The Italian Senate has voted to strip former Interior Minister Matteo Salvini of parliamentary immunity so that he can face kidnapping charges for refusing to allow migrants to disembark from a ship at a port in Sicily.
If Salvini, who leads the anti-mass-migration party, Lega (League), is found guilty, he faces a ban on holding political office and up to 15 years in prison. He has said that he acted in Italy’s national interest and that the charges against him are politically motivated, aimed at silencing criticism of the country’s open-door migration policy.
Under Italian law, ministers enjoy immunity for actions taken while in office — unless the Senate votes to lift that protection. On February 12, the Italian Senate voted 152-76 in favor of lifting Salvini’s immunity, after a parliamentary committee on January 21 recommended the action.
In December, the Court of Ministers in Catania, Sicily, ruled that Salvini should be indicted for “aggravated kidnapping” for depriving 131 migrants onboard the Gregoretti coastguard ship of their liberty by refusing to allow them to disembark. The incident, which occurred over a four-day period in July 2019, was part of Salvini’s “closed ports” policy against illegal immigration and an attempt to force EU member states to share the burden of mass migration.
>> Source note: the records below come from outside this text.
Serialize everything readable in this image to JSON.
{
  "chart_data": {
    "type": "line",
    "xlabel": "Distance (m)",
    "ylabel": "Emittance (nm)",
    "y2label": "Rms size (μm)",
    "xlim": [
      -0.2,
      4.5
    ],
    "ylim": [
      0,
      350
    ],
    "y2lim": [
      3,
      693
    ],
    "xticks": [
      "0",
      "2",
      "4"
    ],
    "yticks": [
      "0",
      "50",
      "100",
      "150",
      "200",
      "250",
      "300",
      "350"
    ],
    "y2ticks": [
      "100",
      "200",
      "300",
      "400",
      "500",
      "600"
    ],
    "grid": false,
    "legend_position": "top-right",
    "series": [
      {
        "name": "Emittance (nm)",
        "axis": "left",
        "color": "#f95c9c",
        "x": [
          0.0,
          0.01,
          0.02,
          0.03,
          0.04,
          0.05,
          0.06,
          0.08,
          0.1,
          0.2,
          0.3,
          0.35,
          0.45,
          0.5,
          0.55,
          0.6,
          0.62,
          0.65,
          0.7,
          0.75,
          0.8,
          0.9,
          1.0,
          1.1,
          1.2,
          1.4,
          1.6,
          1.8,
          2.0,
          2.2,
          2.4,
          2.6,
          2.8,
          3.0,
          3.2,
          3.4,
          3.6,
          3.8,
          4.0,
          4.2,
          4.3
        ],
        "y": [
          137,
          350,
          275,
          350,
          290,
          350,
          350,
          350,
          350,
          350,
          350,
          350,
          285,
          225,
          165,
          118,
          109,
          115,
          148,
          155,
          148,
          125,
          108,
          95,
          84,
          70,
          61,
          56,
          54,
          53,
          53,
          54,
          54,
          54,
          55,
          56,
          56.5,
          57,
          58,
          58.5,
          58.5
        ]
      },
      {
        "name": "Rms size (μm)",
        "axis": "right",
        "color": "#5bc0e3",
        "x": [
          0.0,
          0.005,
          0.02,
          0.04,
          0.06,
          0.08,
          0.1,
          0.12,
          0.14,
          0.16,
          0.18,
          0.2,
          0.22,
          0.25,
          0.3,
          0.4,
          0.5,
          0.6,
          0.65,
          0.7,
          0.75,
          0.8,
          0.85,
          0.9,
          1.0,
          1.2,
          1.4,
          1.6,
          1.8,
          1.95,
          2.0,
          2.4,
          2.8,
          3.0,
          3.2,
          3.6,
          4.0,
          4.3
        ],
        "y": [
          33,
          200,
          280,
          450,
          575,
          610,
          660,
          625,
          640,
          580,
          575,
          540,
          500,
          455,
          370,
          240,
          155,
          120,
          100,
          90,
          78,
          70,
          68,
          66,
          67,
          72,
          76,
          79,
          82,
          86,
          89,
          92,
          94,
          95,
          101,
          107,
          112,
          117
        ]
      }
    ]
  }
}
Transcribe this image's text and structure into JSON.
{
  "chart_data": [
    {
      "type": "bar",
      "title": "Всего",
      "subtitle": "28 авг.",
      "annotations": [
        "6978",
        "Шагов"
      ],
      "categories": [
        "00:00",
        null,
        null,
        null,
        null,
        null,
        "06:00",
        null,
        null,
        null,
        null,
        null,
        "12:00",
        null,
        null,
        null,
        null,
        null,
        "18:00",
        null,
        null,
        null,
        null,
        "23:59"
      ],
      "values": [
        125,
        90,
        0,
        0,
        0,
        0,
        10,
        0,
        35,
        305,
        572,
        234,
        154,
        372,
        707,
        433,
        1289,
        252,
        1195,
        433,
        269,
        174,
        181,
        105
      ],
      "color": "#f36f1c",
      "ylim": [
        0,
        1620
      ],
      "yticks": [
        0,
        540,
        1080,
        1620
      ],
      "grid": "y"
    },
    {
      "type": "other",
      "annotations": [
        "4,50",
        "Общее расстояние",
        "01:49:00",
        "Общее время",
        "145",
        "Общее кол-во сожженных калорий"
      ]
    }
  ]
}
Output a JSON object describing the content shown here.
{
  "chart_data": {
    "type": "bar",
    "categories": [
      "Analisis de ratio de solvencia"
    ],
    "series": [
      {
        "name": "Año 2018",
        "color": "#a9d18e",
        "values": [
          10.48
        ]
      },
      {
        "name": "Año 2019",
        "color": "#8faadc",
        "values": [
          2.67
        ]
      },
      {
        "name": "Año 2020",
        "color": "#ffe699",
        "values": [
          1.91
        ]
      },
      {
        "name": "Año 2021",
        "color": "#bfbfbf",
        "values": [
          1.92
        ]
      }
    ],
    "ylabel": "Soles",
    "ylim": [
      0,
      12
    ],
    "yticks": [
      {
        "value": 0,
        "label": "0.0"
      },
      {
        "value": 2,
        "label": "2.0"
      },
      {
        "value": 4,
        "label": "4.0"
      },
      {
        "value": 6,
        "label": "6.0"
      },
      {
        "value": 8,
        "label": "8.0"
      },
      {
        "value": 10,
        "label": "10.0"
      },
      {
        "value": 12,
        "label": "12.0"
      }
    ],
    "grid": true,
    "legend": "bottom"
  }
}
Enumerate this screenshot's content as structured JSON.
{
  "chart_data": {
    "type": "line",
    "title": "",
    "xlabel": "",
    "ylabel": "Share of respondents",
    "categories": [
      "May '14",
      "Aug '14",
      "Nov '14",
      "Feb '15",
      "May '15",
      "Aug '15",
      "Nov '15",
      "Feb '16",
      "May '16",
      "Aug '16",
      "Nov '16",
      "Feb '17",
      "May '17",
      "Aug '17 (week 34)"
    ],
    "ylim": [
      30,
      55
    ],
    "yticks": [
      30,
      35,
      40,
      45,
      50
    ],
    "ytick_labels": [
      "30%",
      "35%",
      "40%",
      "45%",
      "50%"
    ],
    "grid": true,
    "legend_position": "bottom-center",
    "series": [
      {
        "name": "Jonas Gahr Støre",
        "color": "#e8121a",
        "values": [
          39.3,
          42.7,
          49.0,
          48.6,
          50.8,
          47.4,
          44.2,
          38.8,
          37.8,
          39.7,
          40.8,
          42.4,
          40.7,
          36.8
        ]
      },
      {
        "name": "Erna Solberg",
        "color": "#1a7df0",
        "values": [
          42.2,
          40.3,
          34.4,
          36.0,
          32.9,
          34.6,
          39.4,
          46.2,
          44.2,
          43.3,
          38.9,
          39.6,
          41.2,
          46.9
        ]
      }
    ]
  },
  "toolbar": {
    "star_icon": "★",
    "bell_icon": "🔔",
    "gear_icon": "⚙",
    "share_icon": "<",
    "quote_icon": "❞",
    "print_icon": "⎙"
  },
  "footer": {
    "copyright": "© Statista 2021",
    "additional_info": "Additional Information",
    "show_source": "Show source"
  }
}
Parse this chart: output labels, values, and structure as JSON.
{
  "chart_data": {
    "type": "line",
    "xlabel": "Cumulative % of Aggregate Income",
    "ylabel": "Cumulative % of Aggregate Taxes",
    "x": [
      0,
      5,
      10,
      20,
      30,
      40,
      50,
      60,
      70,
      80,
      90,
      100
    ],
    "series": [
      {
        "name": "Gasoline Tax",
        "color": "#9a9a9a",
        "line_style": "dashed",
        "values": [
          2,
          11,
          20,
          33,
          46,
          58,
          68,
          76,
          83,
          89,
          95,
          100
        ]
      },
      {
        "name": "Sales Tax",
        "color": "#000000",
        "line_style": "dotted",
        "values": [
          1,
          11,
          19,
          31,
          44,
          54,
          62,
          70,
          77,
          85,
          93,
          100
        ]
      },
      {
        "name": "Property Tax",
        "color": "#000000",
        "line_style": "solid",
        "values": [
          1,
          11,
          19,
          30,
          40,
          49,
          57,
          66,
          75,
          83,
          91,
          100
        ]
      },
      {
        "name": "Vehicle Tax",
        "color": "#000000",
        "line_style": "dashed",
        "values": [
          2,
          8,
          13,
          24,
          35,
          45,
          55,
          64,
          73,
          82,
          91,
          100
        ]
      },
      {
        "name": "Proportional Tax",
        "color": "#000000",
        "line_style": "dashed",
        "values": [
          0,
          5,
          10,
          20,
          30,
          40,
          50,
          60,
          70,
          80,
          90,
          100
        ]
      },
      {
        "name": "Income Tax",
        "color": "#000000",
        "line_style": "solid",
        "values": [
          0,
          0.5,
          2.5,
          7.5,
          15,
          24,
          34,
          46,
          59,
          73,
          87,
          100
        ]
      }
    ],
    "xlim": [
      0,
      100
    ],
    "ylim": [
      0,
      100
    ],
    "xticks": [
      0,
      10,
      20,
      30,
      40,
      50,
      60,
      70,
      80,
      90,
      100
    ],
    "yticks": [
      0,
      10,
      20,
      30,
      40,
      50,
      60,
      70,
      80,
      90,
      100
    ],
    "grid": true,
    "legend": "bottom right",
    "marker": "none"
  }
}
More than 600,000 migrants have arrived in Italy over the past four years. Under EU rules — known as the Dublin Regulation — migrants must seek asylum in their country of arrival, which, for reasons of geography, places an inordinate burden on Italy.
After five other EU member states agreed to take in most of the migrants onboard the Gregoretti, Salvini on July 31 allowed them to disembark in Augusta, Sicily, from where they were transferred abroad.